Анри слегка улыбнулся и густо покраснел. Мадлен громко расхохотался, и это склонило чашу весов в сторону веселья и помогло Анри преодолеть смущение.
— А-а! — приговаривал Мадлен, радостно потирая ладони. — Я и не думал, что ты так легко воспламеняешься, и уж никак не подозревал, что у моей крестницы такой зажигательный темперамент. Едва сутки, как она здесь, а у нее уже есть поклонник! И при ее первом пробуждении под моей бедной крышей красивый молодой человек уже воркует под ее окнами! Но это ваше дело, дети, и признаюсь, я и вполовину не надеялся на подобное.
— Мадемуазель Камилла очаровательна! — с восторженной убежденностью вскричал Анри.
— Черт возьми! Ты, похоже, вознамерился убеждать меня в этом.
— А теперь, когда лед сломан, я рад, что вы застали меня под ее окнами, дорогой Мадлен.
— Ба! Почему же?
— Потому что вы мне дали очень удобный случай обратиться к вам с просьбой поговорить с ее отцом о нашей женитьбе.
— Черт! Эко ты взялся за дело!
— Но, — возразил Анри с легким нетерпением, — разве не вы сами два дня назад первый советовали мне жениться?..
— Не отрицаю.
— Жениться, когда я встречу женщину, которая покажется мне достойной составить мое счастье?
— И ты с первого же взгляда разглядел в мадемуазель Камилле такую женщину?
— Безусловно. Это вас удивляет?
— В моем возрасте уже ничему не удивляешься, мой мальчик. Однако моя любовь к тебе заставляет заметить, что, возможно, воздух лавки, который Камилла вдыхала с детства, оставил свой отпечаток не только на ее характере, но и на ее чувствах, а ограниченные, мелочные идеи, унаследованные ею от отца и матери, несовместимы с теми, которые ты черпаешь не только из своего просвещенного воспитания, но и из своих артистических наклонностей.
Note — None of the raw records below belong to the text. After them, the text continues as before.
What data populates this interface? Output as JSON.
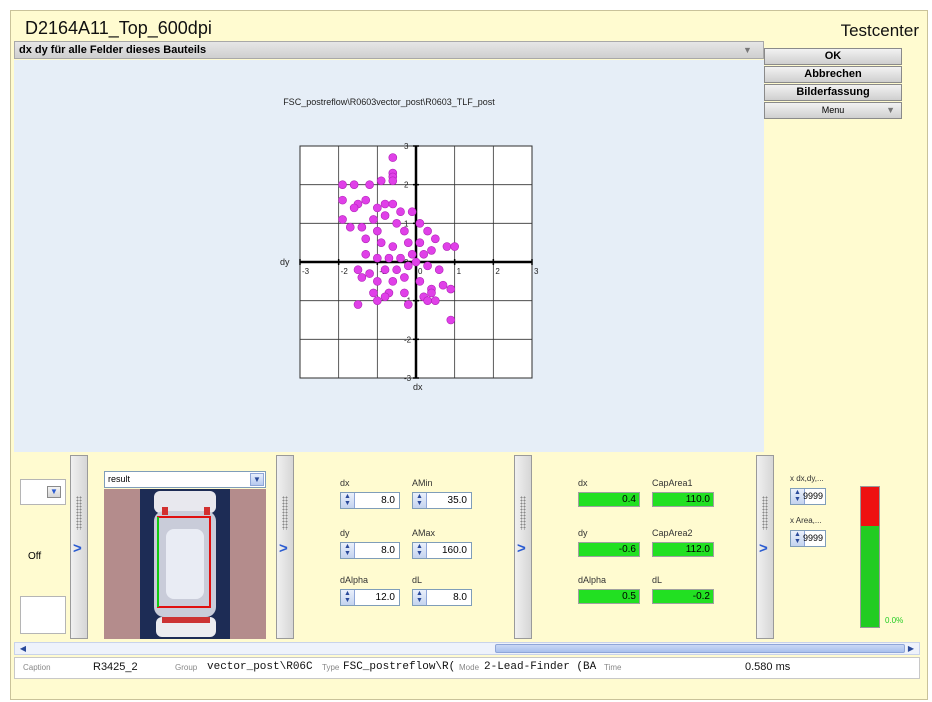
{
  "window": {
    "title": "D2164A11_Top_600dpi",
    "app_name": "Testcenter"
  },
  "panel": {
    "header": "dx dy für alle Felder dieses Bauteils"
  },
  "buttons": {
    "ok": "OK",
    "cancel": "Abbrechen",
    "capture": "Bilderfassung",
    "menu": "Menu"
  },
  "chart_data": {
    "type": "scatter",
    "title": "FSC_postreflow\\R0603vector_post\\R0603_TLF_post",
    "xlabel": "dx",
    "ylabel": "dy",
    "xlim": [
      -3,
      3
    ],
    "ylim": [
      -3,
      3
    ],
    "x_tick_labels": [
      "-3",
      "-2",
      "-1",
      "0",
      "1",
      "2",
      "3"
    ],
    "y_tick_labels": [
      "3",
      "2",
      "1",
      "0",
      "-1",
      "-2",
      "-3"
    ],
    "grid": true,
    "marker_color": "#e040e8",
    "points": [
      [
        -0.6,
        2.7
      ],
      [
        -0.6,
        2.3
      ],
      [
        -0.6,
        2.2
      ],
      [
        -1.2,
        2.0
      ],
      [
        -0.9,
        2.1
      ],
      [
        -0.6,
        2.1
      ],
      [
        -1.9,
        2.0
      ],
      [
        -1.6,
        2.0
      ],
      [
        -1.3,
        1.6
      ],
      [
        -1.9,
        1.6
      ],
      [
        -0.8,
        1.5
      ],
      [
        -1.0,
        1.4
      ],
      [
        -0.6,
        1.5
      ],
      [
        -0.4,
        1.3
      ],
      [
        -0.1,
        1.3
      ],
      [
        -1.5,
        1.5
      ],
      [
        -1.6,
        1.4
      ],
      [
        -1.9,
        1.1
      ],
      [
        -1.1,
        1.1
      ],
      [
        -1.4,
        0.9
      ],
      [
        -0.8,
        1.2
      ],
      [
        -0.5,
        1.0
      ],
      [
        -0.3,
        0.8
      ],
      [
        0.1,
        1.0
      ],
      [
        0.3,
        0.8
      ],
      [
        0.5,
        0.6
      ],
      [
        -1.3,
        0.6
      ],
      [
        -1.7,
        0.9
      ],
      [
        -1.0,
        0.8
      ],
      [
        -0.9,
        0.5
      ],
      [
        -0.6,
        0.4
      ],
      [
        -0.2,
        0.5
      ],
      [
        0.1,
        0.5
      ],
      [
        0.4,
        0.3
      ],
      [
        0.8,
        0.4
      ],
      [
        1.0,
        0.4
      ],
      [
        -1.3,
        0.2
      ],
      [
        -1.0,
        0.1
      ],
      [
        -0.7,
        0.1
      ],
      [
        -0.4,
        0.1
      ],
      [
        -0.1,
        0.2
      ],
      [
        0.2,
        0.2
      ],
      [
        -1.5,
        -0.2
      ],
      [
        -1.2,
        -0.3
      ],
      [
        -0.8,
        -0.2
      ],
      [
        -0.5,
        -0.2
      ],
      [
        -0.2,
        -0.1
      ],
      [
        0.0,
        0.0
      ],
      [
        0.3,
        -0.1
      ],
      [
        0.6,
        -0.2
      ],
      [
        -1.4,
        -0.4
      ],
      [
        -1.0,
        -0.5
      ],
      [
        -0.6,
        -0.5
      ],
      [
        -0.3,
        -0.4
      ],
      [
        0.1,
        -0.5
      ],
      [
        0.4,
        -0.7
      ],
      [
        0.7,
        -0.6
      ],
      [
        -1.1,
        -0.8
      ],
      [
        -0.7,
        -0.8
      ],
      [
        -0.3,
        -0.8
      ],
      [
        0.2,
        -0.9
      ],
      [
        0.5,
        -1.0
      ],
      [
        0.9,
        -0.7
      ],
      [
        -1.5,
        -1.1
      ],
      [
        -1.0,
        -1.0
      ],
      [
        -0.2,
        -1.1
      ],
      [
        0.3,
        -1.0
      ],
      [
        0.9,
        -1.5
      ],
      [
        -0.8,
        -0.9
      ],
      [
        0.4,
        -0.8
      ]
    ]
  },
  "bottom": {
    "left_stub_text": "Off",
    "image_selector": "result",
    "params": {
      "dx_label": "dx",
      "dx_value": "8.0",
      "amin_label": "AMin",
      "amin_value": "35.0",
      "dy_label": "dy",
      "dy_value": "8.0",
      "amax_label": "AMax",
      "amax_value": "160.0",
      "dalpha_label": "dAlpha",
      "dalpha_value": "12.0",
      "dl_label": "dL",
      "dl_value": "8.0"
    },
    "results": {
      "dx_label": "dx",
      "dx_value": "0.4",
      "caparea1_label": "CapArea1",
      "caparea1_value": "110.0",
      "dy_label": "dy",
      "dy_value": "-0.6",
      "caparea2_label": "CapArea2",
      "caparea2_value": "112.0",
      "dalpha_label": "dAlpha",
      "dalpha_value": "0.5",
      "dl_label": "dL",
      "dl_value": "-0.2"
    },
    "limits": {
      "xdxdy_label": "x dx,dy,...",
      "xdxdy_value": "9999",
      "xarea_label": "x Area,...",
      "xarea_value": "9999",
      "bar_percent_text": "0.0%",
      "bar_red_fraction": 0.28
    }
  },
  "statusbar": {
    "caption_label": "Caption",
    "caption_value": "R3425_2",
    "group_label": "Group",
    "group_value": "vector_post\\R06C",
    "type_label": "Type",
    "type_value": "FSC_postreflow\\R(",
    "mode_label": "Mode",
    "mode_value": "2-Lead-Finder (BA",
    "time_label": "Time",
    "time_value": "0.580 ms"
  }
}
Трудно достичь семейной гармонии, когда столь по-разному видишь, чувствуешь и судишь.
— Как вы можете так говорить? — нетерпеливо воскликнул Анри. — Я попробую перефразировать один из псалмов царя Соломона на ваш счет: «Имеете глаза, и не видите, имеете уши, и не слышите». Как вы могли не заметить, что мадемуазель Камилла еще более прекрасна своими душевными качествами, чем внешним очарованием, что нет такого деликатного чувства, которое не нашло бы отклика в ее сердце, нет такого вопроса из области нравственности, о котором она не могла бы судить?
— Извини меня, мой мальчик, извини, — сказал Мадлен с несколько насмешливым раскаянием. — Я вовсе и не помышлял хоть чем-то оскорбить мою крестницу. Ведь я только вспомнил те самые возражения, какие ты сам приводил мне несколько дней назад в ответ на мои намеки.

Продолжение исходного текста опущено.